Existe uma idade correta para iniciar o tratamento com ABA?
Flávia Neves – Estamos focando hoje a intervenção precoce, porque já existem protocolos no SUS que estão orientando os profissionais da área médica a identificar o mais cedo possível os sinais de atraso. Quanto mais cedo o diagnóstico, melhores os resultados. O nosso serviço atende crianças desde 1 ano e meio a 12 anos, uma vez que foram diagnosticadas. Separamos as modalidades de intervenção pelo nível de desenvolvimento e também por idade. Então, uma criança que chega muito pequena, o modelo de intervenção é diferente da criança que chega com 7 anos, que é diferente do modelo da criança que chega com 10 anos.
O que é possível o paciente aprender por meio da abordagem com ABA?
Flávia Neves – O objetivo da ABA é produzir autonomia, independência, autogerenciamento. E isso requer muitas horas de intervenção. Nenhum grau de autismo é igual ao outro, mas é possível diminuir comportamentos agressivos e autolesivos e ensinar comportamentos funcionais para esse indivíduo. No caso do paciente cujo foco é a instalação do comportamento verbal, a gente busca ensinar habilidades pivotais, que é imitação, contato visual, seguir instruções, para culminar no desenvolvimento de fala. Mais tarde, para esse indivíduo que vai crescendo, a gente vai ensinando repertório de comportamento de sala de aula.

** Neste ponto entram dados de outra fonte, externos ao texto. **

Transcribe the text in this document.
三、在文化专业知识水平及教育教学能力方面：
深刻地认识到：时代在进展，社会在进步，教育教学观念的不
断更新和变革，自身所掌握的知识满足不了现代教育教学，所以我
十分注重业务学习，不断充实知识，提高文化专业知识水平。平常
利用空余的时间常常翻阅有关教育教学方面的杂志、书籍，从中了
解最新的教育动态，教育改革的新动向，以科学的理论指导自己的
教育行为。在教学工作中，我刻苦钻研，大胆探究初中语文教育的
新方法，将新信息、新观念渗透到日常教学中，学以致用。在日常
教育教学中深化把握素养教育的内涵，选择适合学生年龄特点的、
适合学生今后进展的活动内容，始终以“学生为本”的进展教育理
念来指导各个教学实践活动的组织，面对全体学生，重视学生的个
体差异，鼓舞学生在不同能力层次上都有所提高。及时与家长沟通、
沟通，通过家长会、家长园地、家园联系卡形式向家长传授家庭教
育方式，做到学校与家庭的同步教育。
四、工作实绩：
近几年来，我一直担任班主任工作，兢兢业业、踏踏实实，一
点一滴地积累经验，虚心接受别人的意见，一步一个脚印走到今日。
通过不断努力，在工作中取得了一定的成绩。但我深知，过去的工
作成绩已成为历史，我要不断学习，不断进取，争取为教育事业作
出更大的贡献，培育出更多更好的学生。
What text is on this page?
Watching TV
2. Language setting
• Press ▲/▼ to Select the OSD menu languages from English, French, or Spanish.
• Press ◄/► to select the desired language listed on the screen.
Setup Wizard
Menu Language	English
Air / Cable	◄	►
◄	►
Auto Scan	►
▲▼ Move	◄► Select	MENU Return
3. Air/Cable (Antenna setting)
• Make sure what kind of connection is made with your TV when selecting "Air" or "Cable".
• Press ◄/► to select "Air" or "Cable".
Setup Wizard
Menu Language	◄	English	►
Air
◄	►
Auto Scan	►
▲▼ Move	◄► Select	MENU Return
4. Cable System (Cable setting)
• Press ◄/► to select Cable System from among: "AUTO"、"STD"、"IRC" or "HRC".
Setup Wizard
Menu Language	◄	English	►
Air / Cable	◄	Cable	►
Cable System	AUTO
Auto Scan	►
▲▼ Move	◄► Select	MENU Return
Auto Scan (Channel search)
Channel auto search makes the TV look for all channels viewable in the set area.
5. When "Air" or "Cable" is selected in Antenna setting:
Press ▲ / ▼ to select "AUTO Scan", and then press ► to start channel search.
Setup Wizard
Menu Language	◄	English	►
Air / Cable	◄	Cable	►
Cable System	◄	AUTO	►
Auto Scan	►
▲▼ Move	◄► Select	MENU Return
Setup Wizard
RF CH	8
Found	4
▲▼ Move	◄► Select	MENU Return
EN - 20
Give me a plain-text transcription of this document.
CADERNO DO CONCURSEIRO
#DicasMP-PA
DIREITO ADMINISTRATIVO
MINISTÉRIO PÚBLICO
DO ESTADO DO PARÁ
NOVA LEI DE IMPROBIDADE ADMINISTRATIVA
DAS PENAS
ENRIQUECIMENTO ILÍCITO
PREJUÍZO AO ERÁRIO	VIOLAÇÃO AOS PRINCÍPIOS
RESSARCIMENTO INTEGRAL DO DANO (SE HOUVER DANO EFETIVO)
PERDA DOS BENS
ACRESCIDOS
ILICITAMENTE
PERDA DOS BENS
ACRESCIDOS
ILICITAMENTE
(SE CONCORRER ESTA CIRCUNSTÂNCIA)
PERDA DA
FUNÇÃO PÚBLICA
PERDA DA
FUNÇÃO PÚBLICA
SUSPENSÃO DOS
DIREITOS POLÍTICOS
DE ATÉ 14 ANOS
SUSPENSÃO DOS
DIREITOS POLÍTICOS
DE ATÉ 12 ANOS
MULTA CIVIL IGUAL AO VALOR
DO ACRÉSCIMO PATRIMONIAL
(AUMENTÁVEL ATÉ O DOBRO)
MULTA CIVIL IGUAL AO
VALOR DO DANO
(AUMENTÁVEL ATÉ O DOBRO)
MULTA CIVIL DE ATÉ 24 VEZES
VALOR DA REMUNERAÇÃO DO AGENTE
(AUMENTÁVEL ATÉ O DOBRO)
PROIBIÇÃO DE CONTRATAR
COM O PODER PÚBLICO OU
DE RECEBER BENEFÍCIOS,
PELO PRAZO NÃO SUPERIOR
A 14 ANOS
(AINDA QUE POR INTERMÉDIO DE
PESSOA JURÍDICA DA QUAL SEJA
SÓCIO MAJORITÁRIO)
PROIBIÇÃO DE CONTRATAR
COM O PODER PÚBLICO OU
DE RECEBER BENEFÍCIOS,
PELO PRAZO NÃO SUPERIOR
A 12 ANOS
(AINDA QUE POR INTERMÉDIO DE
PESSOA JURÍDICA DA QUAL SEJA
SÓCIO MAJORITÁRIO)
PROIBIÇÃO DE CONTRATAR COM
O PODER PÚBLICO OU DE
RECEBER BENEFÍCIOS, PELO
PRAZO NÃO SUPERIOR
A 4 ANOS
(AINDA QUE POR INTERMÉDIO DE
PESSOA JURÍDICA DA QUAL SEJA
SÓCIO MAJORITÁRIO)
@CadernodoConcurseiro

E, quanto maior essa criança fica, nós vamos ensinando habilidades funcionais de vida prática, como por exemplo, arrumar o quarto, lidar com a própria roupa, lidar com a higienização, lidar com o alimento, comer sozinho, e até preparar seu próprio lanche.
Quais modalidades de tratamento serão realizadas no anexo?
Flávia Neves – Nós já trabalhamos com modalidade de treino incidental, onde colocamos a criança em contato com o mundo, mas em um formato muito natural, próximo ao que a criança vivencia no ambiente dela, com atividades em grupo. Também temos o ensino de habilidades a partir de tentativas discretas, que é um ambiente mais formal, controlado pelo terapeuta e realizado em cabines individuais. Com a casa, vamos iniciar a modalidade naturalística, onde o paciente vai aprender habilidades da rotina diária em um contexto clínico, mas que é muito próximo de um contexto natural da vida prática. Teremos uma cozinha e um quarto funcional, para ensinar essas habilidades. Isso vai facilitar o aprendizado e garantir resultados mais duradouros.